I’m starting to think that there might be something in the idea of contentment.  Awhile ago on holiday with friends I came down to breakfast despairing that I’d ever be able to live being single for the whole of my life. I was prepared to go for it, to accept I’d not meet someone that way, that I could live life well loving friends and knowing the joys and sorrows of the single life, but I didn’t think I could muster up the strength to do it all today. My very gracious friends laughed at me, sometimes the best idea, and told me I just had to be content today, tomorrow, well, tomorrow will worry about itself.  Good advice. The thing is, that advice never ends. We never have the perfect life situation, whether we want to be married, have babies, want our kids to leave home, want them to come back home, whether we want to live in this city or that city, to get a job, to leave a job.   Whatever our lives look like externally we know that things could be different, changed in someway. Contentment with today right now is the most elusive concept of all.

Partly that’s to do with the ache of living in a broken world which isn’t right yet, which is groaning itself waiting for the day when it will be renewed. Partly it’s also to do with our desire for control over our destiny, over the shape our lives will take. We live frustrated with the very small amount of control we really have in this world. There are so many things we want that lie outside our grasp or ability to change. We really are quite small. There are as ever tensions to be walked through. The complicated world of decision making, what we can do vs what we have no control over, is a minefield of hope and despair.

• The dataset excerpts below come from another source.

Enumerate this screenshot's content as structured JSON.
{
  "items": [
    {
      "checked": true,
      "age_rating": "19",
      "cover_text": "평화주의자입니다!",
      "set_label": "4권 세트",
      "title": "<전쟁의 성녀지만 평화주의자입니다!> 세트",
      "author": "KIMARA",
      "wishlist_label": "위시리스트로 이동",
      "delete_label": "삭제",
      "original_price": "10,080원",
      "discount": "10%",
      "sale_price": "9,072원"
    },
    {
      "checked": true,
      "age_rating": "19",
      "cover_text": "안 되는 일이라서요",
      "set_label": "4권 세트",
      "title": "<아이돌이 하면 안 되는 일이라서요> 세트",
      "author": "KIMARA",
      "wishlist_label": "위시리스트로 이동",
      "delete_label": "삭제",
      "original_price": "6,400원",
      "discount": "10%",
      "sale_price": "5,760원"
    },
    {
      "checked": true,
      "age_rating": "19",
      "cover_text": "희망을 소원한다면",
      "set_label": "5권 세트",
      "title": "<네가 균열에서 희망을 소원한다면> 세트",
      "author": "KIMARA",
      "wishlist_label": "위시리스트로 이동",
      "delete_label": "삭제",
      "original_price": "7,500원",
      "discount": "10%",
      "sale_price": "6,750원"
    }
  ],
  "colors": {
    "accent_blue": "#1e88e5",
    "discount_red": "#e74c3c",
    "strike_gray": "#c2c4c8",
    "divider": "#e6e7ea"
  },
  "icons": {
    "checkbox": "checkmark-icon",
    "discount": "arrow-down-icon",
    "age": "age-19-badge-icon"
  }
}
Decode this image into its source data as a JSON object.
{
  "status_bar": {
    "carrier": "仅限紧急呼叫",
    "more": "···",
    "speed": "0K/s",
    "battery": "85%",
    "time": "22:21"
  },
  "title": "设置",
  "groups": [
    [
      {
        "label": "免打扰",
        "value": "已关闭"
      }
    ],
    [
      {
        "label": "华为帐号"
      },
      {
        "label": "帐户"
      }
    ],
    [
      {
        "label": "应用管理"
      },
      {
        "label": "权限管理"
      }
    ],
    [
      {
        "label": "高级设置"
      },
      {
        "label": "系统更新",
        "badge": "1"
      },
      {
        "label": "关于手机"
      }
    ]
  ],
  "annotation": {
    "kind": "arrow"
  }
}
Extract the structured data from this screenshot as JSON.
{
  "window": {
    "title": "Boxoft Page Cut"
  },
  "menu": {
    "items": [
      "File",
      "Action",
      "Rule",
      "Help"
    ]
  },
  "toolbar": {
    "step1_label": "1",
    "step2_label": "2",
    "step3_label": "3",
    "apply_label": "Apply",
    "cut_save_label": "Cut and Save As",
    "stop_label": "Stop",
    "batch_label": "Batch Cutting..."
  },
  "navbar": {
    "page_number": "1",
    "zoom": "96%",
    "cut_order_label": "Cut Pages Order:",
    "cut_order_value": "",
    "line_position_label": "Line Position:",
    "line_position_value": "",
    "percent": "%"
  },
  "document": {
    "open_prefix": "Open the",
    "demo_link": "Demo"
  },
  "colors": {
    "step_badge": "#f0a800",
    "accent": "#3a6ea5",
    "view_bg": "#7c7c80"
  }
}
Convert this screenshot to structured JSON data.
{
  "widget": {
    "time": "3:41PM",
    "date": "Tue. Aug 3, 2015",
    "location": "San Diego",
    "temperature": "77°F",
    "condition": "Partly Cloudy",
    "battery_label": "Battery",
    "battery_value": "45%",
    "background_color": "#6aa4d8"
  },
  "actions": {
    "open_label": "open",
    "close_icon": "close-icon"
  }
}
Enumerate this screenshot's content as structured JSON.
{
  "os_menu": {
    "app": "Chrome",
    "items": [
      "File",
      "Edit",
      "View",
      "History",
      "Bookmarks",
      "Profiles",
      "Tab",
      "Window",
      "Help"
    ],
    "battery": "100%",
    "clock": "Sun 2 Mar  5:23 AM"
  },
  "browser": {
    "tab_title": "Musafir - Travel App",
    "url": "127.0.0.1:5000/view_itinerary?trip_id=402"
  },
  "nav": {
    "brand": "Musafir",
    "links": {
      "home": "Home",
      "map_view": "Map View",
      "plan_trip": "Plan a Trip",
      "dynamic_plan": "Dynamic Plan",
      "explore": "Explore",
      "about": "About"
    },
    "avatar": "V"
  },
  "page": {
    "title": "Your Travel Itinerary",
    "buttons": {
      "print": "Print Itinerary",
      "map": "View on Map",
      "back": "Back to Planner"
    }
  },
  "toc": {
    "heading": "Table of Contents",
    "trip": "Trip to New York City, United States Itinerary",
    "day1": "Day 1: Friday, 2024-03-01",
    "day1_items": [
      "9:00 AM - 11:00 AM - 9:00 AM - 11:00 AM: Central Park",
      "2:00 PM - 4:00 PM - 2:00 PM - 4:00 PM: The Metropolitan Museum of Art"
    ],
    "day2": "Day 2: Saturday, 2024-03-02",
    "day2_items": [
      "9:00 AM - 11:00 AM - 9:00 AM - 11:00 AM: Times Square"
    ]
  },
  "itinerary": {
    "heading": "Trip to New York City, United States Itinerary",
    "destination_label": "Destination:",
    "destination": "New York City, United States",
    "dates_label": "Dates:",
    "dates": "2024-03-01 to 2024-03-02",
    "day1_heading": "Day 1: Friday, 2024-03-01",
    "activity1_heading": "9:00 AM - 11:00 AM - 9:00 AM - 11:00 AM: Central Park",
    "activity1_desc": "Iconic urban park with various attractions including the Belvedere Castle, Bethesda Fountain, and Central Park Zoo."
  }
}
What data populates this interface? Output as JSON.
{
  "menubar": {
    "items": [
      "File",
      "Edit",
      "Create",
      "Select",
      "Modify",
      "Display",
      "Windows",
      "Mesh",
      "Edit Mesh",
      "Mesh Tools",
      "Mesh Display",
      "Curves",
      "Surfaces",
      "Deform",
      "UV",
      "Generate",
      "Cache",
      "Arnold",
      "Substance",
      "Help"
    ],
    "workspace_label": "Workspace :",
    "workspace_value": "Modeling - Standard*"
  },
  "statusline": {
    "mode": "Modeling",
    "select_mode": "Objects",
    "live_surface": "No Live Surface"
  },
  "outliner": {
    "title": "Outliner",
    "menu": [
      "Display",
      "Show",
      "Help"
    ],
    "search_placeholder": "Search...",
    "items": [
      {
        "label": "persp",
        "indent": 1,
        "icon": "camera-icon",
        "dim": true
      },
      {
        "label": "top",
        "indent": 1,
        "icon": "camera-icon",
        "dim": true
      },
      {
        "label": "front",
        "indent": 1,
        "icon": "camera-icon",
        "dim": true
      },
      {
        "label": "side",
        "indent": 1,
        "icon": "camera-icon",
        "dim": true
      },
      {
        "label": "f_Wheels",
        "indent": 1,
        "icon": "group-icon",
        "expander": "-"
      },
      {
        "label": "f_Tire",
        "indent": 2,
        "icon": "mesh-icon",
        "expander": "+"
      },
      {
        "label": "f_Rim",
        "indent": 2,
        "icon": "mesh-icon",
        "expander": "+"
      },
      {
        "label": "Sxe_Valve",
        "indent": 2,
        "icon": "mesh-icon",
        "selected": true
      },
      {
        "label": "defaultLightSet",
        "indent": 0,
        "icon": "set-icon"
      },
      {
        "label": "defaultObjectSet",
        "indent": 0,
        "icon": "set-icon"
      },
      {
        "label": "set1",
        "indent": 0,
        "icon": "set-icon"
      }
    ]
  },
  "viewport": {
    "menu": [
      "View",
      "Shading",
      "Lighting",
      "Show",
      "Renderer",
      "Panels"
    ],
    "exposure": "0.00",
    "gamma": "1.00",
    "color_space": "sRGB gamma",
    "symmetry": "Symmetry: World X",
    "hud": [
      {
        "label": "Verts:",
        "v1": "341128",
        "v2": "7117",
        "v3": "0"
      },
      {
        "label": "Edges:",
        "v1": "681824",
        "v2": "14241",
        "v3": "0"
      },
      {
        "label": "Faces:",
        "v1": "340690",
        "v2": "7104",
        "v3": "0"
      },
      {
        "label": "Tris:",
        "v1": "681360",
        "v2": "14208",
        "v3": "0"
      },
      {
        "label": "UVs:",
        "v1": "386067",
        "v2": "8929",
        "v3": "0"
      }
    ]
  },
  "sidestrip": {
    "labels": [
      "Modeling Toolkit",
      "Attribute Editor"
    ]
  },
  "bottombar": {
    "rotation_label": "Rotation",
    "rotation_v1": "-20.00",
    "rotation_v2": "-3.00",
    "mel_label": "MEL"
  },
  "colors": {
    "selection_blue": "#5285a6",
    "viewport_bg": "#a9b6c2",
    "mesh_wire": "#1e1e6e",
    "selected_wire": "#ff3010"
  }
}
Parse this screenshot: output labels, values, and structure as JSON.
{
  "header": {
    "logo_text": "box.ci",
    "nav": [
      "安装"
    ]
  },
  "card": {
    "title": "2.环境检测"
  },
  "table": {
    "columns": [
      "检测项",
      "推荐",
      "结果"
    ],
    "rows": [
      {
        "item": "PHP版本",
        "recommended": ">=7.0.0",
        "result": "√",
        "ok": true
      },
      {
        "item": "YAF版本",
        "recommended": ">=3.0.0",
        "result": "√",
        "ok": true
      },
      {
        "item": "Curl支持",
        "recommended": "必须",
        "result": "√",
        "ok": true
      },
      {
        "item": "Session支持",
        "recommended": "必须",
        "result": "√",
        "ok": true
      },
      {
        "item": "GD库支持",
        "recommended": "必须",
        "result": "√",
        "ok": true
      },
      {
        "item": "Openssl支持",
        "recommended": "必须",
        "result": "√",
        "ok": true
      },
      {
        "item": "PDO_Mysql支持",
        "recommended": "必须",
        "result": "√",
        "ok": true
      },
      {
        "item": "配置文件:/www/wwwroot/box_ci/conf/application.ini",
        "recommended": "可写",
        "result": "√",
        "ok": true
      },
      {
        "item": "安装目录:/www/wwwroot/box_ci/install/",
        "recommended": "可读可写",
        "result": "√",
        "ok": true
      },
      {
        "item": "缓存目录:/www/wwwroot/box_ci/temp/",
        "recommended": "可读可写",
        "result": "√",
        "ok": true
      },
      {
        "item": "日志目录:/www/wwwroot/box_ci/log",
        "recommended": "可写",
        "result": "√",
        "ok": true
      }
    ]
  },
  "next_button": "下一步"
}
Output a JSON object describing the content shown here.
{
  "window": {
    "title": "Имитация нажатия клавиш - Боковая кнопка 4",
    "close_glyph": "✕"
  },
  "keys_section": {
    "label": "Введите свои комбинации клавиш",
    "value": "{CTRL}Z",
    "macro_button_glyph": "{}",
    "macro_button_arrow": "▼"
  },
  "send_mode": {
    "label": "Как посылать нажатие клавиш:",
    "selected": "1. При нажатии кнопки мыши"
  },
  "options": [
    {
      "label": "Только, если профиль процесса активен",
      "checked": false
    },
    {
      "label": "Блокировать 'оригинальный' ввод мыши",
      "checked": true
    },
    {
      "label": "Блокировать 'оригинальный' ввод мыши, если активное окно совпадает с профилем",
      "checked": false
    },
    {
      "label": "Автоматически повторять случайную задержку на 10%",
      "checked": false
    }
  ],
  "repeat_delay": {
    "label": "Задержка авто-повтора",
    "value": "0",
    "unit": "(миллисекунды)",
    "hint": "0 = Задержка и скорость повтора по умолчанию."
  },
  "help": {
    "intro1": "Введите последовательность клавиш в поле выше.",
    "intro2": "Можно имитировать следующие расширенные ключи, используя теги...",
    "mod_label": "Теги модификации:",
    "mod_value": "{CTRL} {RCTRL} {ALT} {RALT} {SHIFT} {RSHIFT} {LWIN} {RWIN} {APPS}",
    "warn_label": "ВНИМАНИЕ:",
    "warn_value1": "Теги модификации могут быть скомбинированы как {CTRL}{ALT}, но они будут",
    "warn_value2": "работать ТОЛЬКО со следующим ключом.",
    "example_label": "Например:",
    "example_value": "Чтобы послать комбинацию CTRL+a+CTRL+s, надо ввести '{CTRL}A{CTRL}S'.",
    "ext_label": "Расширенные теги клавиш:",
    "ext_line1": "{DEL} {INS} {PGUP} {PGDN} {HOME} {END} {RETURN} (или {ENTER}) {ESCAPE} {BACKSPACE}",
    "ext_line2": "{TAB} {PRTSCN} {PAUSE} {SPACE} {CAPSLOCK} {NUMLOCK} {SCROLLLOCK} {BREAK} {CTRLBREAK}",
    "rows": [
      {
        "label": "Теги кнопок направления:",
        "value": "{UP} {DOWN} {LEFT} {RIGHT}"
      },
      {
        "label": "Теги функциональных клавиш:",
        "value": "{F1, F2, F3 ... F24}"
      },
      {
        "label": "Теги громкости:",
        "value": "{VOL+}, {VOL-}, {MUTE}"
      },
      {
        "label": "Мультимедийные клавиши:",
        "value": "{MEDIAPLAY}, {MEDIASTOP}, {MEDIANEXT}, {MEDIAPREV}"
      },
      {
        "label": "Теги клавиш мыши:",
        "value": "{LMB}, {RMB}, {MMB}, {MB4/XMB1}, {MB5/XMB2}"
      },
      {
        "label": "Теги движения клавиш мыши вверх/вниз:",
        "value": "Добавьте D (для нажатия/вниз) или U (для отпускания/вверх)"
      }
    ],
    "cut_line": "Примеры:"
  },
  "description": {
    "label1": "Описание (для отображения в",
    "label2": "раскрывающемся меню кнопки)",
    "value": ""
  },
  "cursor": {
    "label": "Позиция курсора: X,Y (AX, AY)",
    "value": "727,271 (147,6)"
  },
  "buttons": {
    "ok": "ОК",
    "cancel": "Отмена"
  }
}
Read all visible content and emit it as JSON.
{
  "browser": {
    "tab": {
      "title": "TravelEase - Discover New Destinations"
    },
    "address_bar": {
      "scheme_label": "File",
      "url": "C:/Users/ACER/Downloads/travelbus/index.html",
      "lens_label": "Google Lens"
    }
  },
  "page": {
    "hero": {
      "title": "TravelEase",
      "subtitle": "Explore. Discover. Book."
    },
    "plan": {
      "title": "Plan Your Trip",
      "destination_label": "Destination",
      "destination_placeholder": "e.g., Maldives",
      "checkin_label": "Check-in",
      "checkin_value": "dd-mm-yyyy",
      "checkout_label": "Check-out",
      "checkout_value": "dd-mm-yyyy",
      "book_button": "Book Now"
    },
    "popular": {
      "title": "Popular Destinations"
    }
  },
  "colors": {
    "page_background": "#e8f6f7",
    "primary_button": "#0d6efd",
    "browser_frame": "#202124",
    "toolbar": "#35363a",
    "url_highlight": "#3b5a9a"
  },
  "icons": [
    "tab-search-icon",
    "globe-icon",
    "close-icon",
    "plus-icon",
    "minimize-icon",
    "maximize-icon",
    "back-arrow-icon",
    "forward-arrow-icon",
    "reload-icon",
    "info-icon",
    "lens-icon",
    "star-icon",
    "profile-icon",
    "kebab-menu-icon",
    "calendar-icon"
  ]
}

There is, however, sense in looking at the life we have today, in accepting that in today, whatever externals lie around us, we have meaning and purpose because we have a God who has stepped into our world and has called us to live and love in this space called Today. He is the one who knows the future and has it in his hands. He is the one who called us into today and has ways for us to walk in today.

I’m not saying this is easy, it’s a battle not to live in the agony of hopes not realised, in desires frustrated and in a world that says we must have x y and indeed z to be happy and fulfilled. It’s a battle worth fighting though. We are loved, we are secure, we are delighted in and we have purpose that isn’t dependent on having z y and z but on the call of our God giving us people to love, ways to walk and best of all, Himself to know today. I think that’s where contentment begins and where we are lead into a place of real living out of the confines of our own little worlds.

James as ever puts it pretty bluntly:

13 Now listen, you who say, “Today or tomorrow we will go to this or that city, spend a year there, carry on business and make money.” 14 Why, you do not even know what will happen tomorrow. What is your life? You are a mist that appears for a little while and then vanishes. 15 Instead, you ought to say, “If it is the Lord’s will, we will live and do this or that.”

We’re also told this in Ephesians 2:

10For we are his workmanship, created in Christ Jesusfor good works, which God prepared beforehand, that we should walk in them.

What are those ways marked out for you to walk in today?

More questions I have about contentment, because clearly a blog post isn’t going to sum up the multidimensional nature of this topic. Come on, lets blow our minds on these…

How do we live with the tension between being able to influence our lives in some small degree and being ok when we can’t do that? Does contentment lead me to not take responsibility for what I can do to affect change in my life? Will it just lead me to bum around? What does contentment lead to? Does it naturally lead to love as it takes the focus off my situation and frees me to look out for others? Is a lack of contentment a inherently selfish thing as it’s focused on me and my world? Do I really want to answer that question? Apparently godliness with contentment is great gain, where is the place for ambition and striving to do more with your life in that?